Il existe d'un côté les questions que posent les journalistes, de l'autre les réponses et leur retranscription. Et dans ce domaine, le combat peut parfois se faire à armes inégales. L'erreur du journaliste est considérée comme acceptable, alors que toute inexactitude du “responsable” est sévèrement dénoncée, remarque Patrick Lagadec. Suggérer une relecture de l'article pour corriger d'éventuelles erreurs techniques est vécu par certains rédacteurs comme une provocation, un affront à leur liberté. En outre, ce que le professionnel considère comme fondamental – la rigueur des informations livrées au public – a parfois beaucoup moins de place dans l'échelle des valeurs de son partenaire. Certains journalistes font en effet primer rapidité et liberté absolue.

Par ailleurs, si la relecture est acceptée, elle doit être extrêmement rigoureuse, car l'univers des médias grand public est souvent celui des généralités.

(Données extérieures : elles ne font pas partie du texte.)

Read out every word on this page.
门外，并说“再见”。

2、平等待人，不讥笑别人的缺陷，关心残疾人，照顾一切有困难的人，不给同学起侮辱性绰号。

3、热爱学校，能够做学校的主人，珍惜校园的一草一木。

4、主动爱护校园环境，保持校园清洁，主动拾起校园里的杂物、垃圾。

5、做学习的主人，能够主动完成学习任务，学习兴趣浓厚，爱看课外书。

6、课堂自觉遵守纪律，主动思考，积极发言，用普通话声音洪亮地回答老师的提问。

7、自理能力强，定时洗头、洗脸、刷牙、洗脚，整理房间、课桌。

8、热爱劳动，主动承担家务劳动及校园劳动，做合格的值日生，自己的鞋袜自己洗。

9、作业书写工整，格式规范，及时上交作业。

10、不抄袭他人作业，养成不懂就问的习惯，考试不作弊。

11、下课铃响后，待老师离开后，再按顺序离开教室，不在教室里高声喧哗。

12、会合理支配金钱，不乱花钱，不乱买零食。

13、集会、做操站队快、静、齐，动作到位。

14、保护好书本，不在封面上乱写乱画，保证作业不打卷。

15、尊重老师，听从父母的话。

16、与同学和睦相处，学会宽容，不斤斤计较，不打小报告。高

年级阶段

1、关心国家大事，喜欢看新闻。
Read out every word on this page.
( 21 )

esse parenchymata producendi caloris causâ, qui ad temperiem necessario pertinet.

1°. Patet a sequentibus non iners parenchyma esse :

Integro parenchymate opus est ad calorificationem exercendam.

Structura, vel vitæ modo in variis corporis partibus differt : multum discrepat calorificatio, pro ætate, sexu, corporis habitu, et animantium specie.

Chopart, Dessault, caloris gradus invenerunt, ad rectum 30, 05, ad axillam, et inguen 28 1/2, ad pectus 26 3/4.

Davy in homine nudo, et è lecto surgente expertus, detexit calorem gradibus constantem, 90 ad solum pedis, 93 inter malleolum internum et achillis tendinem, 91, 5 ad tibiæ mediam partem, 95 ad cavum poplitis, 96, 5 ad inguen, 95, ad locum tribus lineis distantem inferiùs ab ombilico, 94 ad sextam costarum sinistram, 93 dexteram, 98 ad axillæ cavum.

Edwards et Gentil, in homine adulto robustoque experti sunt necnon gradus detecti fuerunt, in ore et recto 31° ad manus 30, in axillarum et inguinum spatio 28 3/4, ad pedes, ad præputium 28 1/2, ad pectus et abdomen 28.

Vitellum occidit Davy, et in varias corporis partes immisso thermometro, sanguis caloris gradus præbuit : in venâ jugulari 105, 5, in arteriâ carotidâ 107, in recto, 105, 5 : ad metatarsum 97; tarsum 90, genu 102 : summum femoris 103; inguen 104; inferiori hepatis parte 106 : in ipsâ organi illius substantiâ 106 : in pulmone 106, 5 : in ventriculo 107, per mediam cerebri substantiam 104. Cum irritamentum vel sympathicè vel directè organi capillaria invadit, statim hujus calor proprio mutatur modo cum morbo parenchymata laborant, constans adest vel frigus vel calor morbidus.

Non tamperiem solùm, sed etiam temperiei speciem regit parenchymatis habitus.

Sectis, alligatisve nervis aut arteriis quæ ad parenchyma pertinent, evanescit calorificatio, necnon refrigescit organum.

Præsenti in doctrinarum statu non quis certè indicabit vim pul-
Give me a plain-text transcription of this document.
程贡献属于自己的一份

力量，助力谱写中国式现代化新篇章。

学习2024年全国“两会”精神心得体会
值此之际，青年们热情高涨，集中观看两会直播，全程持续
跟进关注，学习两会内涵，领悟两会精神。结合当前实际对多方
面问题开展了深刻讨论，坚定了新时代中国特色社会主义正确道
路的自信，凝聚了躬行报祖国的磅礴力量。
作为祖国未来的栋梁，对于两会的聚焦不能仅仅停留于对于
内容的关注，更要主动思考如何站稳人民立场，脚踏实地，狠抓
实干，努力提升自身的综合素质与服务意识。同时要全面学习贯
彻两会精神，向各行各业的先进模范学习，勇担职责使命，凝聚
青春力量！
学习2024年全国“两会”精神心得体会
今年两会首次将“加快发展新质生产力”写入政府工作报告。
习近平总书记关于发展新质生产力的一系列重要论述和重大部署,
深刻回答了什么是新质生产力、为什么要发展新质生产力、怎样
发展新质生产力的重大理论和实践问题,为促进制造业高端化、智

Pour sa part, l'épreuve des caméras nécessite une préparation. Accepter une prestation télévisée pour vanter un succès est déjà difficile. Relever le défi en situation de crise peut tenir de l'impossible. Le temps accordé à chaque réponse n'est que de dix à trente secondes. En outre, la moitié du message est véhiculée par l'image donnée avant même d'avoir ouvert la bouche. Les silences et les hésitations comptent également pour une bonne part. Le moindre “blanc” peut être immédiatement interprété comme un malaise, de l'incompétence et du mensonge.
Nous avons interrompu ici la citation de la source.